Q. OUR company is quite a successful one. Established 25 years ago, we were the upstart in our industry. Today, we are the market leader, a position that we have held for the past 15 years. Unfortunately, many of our employees have developed a sense of complacency, even our HR Department. If you call the HR Department at around 10 in the morning, you will find many of the staff, the senior ones especially, not yet at their desk. No wonder the rest of the organization follows suit. And to think that we are paying our employees top of the line compensation—even higher than the market value for similar positions. How did we get this way? And what can we do to get back the energy of our early years?
A. As I was reading your email, I was reminded of Garfield, the plump lazy cat in the popular comic strips of the same name. I could actually visualize your company as Garfield, contentedly purring in front of the porch, enjoying the warm sunshine after a hefty meal. Well that is the problem of most successful companies, there is a tendency to just enjoy the rewards of winning and not engage in competition. This actually is the most dangerous stage of the game: when you are at the top, everything is downhill from then on.

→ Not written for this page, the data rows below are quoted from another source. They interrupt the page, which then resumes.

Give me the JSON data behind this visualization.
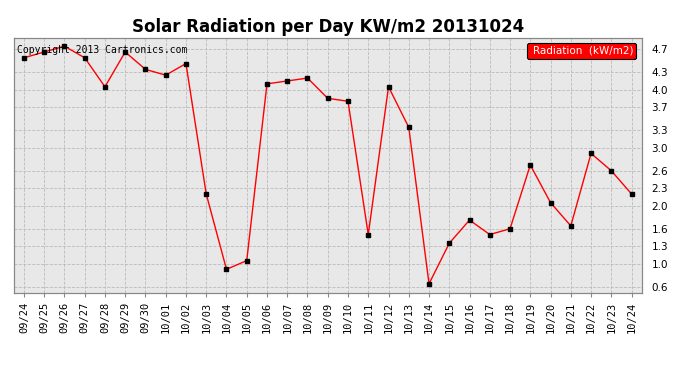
{
  "title": "Solar Radiation per Day KW/m2 20131024",
  "labels": [
    "09/24",
    "09/25",
    "09/26",
    "09/27",
    "09/28",
    "09/29",
    "09/30",
    "10/01",
    "10/02",
    "10/03",
    "10/04",
    "10/05",
    "10/06",
    "10/07",
    "10/08",
    "10/09",
    "10/10",
    "10/11",
    "10/12",
    "10/13",
    "10/14",
    "10/15",
    "10/16",
    "10/17",
    "10/18",
    "10/19",
    "10/20",
    "10/21",
    "10/22",
    "10/23",
    "10/24"
  ],
  "values": [
    4.55,
    4.65,
    4.75,
    4.55,
    4.05,
    4.65,
    4.35,
    4.25,
    4.45,
    2.2,
    0.9,
    1.05,
    4.1,
    4.15,
    4.2,
    3.85,
    3.8,
    1.5,
    4.05,
    3.35,
    0.65,
    1.35,
    1.75,
    1.5,
    1.6,
    2.7,
    2.05,
    1.65,
    2.9,
    2.6,
    2.2
  ],
  "line_color": "red",
  "marker_color": "black",
  "marker_size": 3.0,
  "legend_label": "Radiation  (kW/m2)",
  "legend_bg": "red",
  "legend_text_color": "white",
  "copyright_text": "Copyright 2013 Cartronics.com",
  "ylim": [
    0.5,
    4.9
  ],
  "yticks": [
    0.6,
    1.0,
    1.3,
    1.6,
    2.0,
    2.3,
    2.6,
    3.0,
    3.3,
    3.7,
    4.0,
    4.3,
    4.7
  ],
  "ytick_labels": [
    "0.6",
    "1.0",
    "1.3",
    "1.6",
    "2.0",
    "2.3",
    "2.6",
    "3.0",
    "3.3",
    "3.7",
    "4.0",
    "4.3",
    "4.7"
  ],
  "grid_color": "#bbbbbb",
  "bg_color": "#ffffff",
  "plot_bg_color": "#e8e8e8",
  "title_fontsize": 12,
  "tick_fontsize": 7.5,
  "copyright_fontsize": 7
}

This need not be the case though. In “The Age of Paradox” by Charles Handy, a book published 15 years ago but still very relevant today, the author wrote about the Sigmoid Curve. It is the horizontal S curve that is a symbol for the rise and decline of individuals and organizations. The topmost point is Point A where your company is right now. If you follow the curve, the natural progression would be going down. However, Handy states that “Wise are they who start a new curve before the first one peters out, because that is the way to build a new future.” And that “The secret to constant growth is to start a new Sigmoid Curve before the first one peters out.” Leaders drive the vision to point A and then start anew at a point lower than Point A and transform into a new organization. I suppose this is what your organization needs right now, a new Sigmoid Curve, a redefinition of its vision and mission, a goal that’s beyond your reach so that the organization can once again be infused with a new energy.
Q. We are an event organizer and we run large-scale conferences and events. We notice that customers now are getting to be more demanding sometimes to the point of being “customers from hell.” We aim to give the best to our customers but sometimes, like any organization (or human being for that matter), we fail to deliver to expectations. How do we deal with these types of customers?
A. Surveying literature on this, there seems to be two schools of thought on how to deal with “customers from hell” who give you a hard time. One is to deal with them and to handle them diplomatically. The other is don’t deal with them, they are not your customers. I lean more toward the latter school of thought.
I think customers—or anyone for that matter—have no right to give anyone “hell” simply because they did not get what they wanted. They have the option to remove their business from you if you fail to provide the product or service that they paid for. On the other hand, you also have the option not to offer your products or services to them if spending too much time attending to their needs are drawing valuable resources away from your loyal customers.
Many people have the notion that you should give other individuals the respect “that they deserve,” making respect conditional to how you judge them. I believe that every person deserves respect regardless of how you judge them, simply on the basis that each individual is a human being. Respect should be given like the sun that shines equally on all of us, regardless of economic status, gender, age and other differences.